Dish of the week: Momo’s Cafe’s honey toast

Media Credit: Lindsay Paulen | Staff Photographer

Momo’s Cafe serves its oven-baked honey toast ($23.50) inside a hollowed out slice of milk bread – an airy and fluffy type of bread originally from Japan.

Located on the lower level of an indistinct row of townhouses, Momo’s Cafe dishes out Taiwanese fare just minutes from the Mount Vernon Campus.

The restaurant, located at 4828 MacArthur Blvd. NW, is minimalistic with stark white walls, triangular black hanging lights and few tables and booths. As the weather continues to warm up, diners can also sit outside at a bright red table situated in front of an intricate and colorful fake flower wall.

Momo’s Cafe’s menu, like its interior, is standard with just about 15 appetizer and entree options like popcorn chicken ($7.50) and beef noodle soup ($12.95), but the restaurant’s dessert options are far from basic.

For an over-the-top dessert unlike any other, Momo’s Cafe will not disappoint. The restaurant’s oven-baked honey toast ($23.50) begins with a massive slice of milk bread – an airy and fluffy type of bread originally from Japan – which is hollowed out. The bread’s interior is chopped into bite-sized squares and brushed in butter, giving them a crunchy texture and golden exterior, and stacked back into the hollowed-out loaf. The re-assembled toast is then baked for 30 minutes – so make sure you have some time carved out before ordering this special dessert.

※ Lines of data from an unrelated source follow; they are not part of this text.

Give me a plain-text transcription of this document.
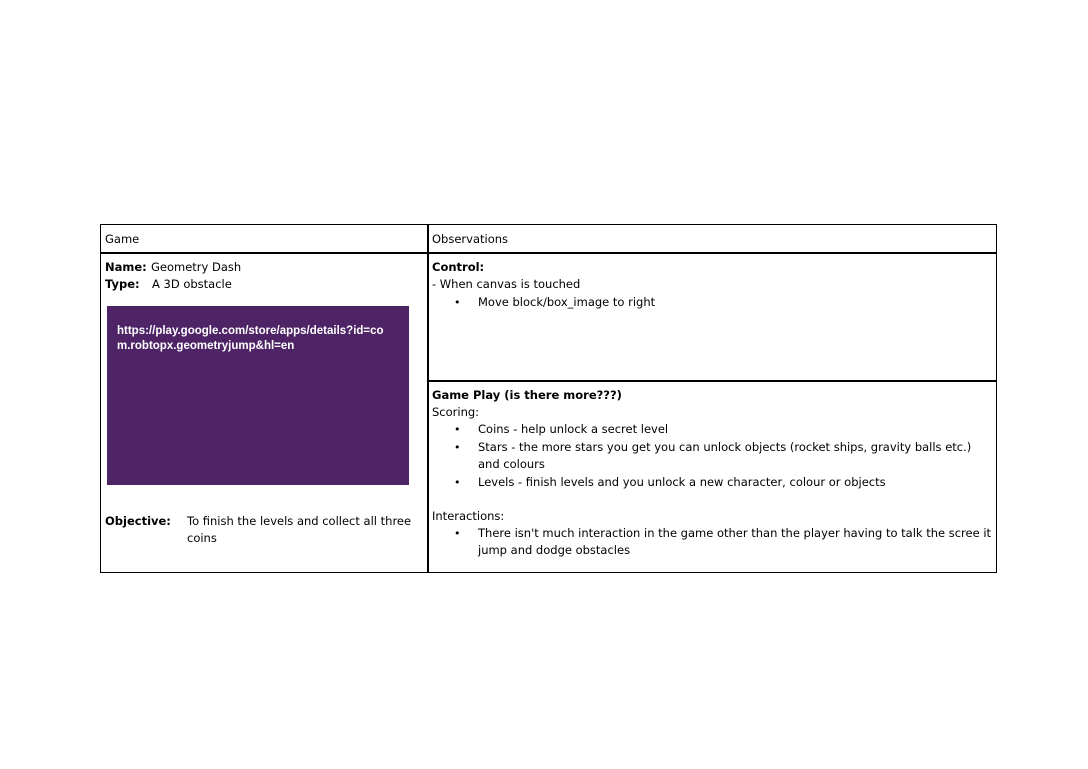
Game	Observations
Name: Geometry Dash
Type: A 3D obstacle
https://play.google.com/store/apps/details?id=com.robtopx.geometryjump&hl=en
Objective: To finish the levels and collect all three
coins
Control:
- When canvas is touched
• Move block/box_image to right
Game Play (is there more???)
Scoring:
• Coins - help unlock a secret level
• Stars - the more stars you get you can unlock objects (rocket ships, gravity balls etc.) and colours
• Levels - finish levels and you unlock a new character, colour or objects
Interactions:
• There isn't much interaction in the game other than the player having to talk the scree it jump and dodge obstacles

While the toast bits are light and crunchy, the stand-out aspect of the dish is its extensive toppings which range from two heaping scoops of vanilla ice cream to blueberries, melon chunks and orange slices. The tall slice of toast is also drizzled in chocolate syrup and dusted in matcha powder before being topped off with vanilla Pirouline sticks, star-shaped sprinkles and fruit-flavored chunks of gelatin.

When the dessert was brought to my table, I was instantly overwhelmed and even skeptical of the seemingly random hodgepodge of toppings. But once I sliced into the honey toast – which took a minute or two because of its thickness – I was pleasantly surprised. The chunks of toast had just a bit of sweetness so the overload of sweet toppings was not too much for my tastebuds.

I could have gone without some of the toppings, like the fruity chunks of gelatin or sugary Pirouline sticks, but the fresh fruit mixture and cold vanilla ice cream complemented the toast as it soaked into the bread’s crevices.

Because of its humongous size and seemingly never-ending toppings, the honey toast is definitely a dish for when you want to treat yourself. But it was fun to try a popular and tasty Taiwanese dessert that is not easily found across the District. Be sure to bring a few friends to help you conquer the massive honey toast and foot the bill for pricier-than-usual dessert.

For something less gluttonous, choose to snack on appetizers like takoyaki ($8) – battered and fried octopus balls – and fried beef dumplings ($6.75).

You can also sip on some refreshing iced teas with fruit blended in like melon green tea ($5.75) and strawberry black tea ($5.75) or go for a sea salt iced coffee ($6.25) alongside your dessert or with your entree.

Momo’s Cafe provides for a nice change from the limited food options located on the Vern. Although it does not accept GWorld, the extraordinary desserts at Momo’s Cafe will make the options worth the price tag.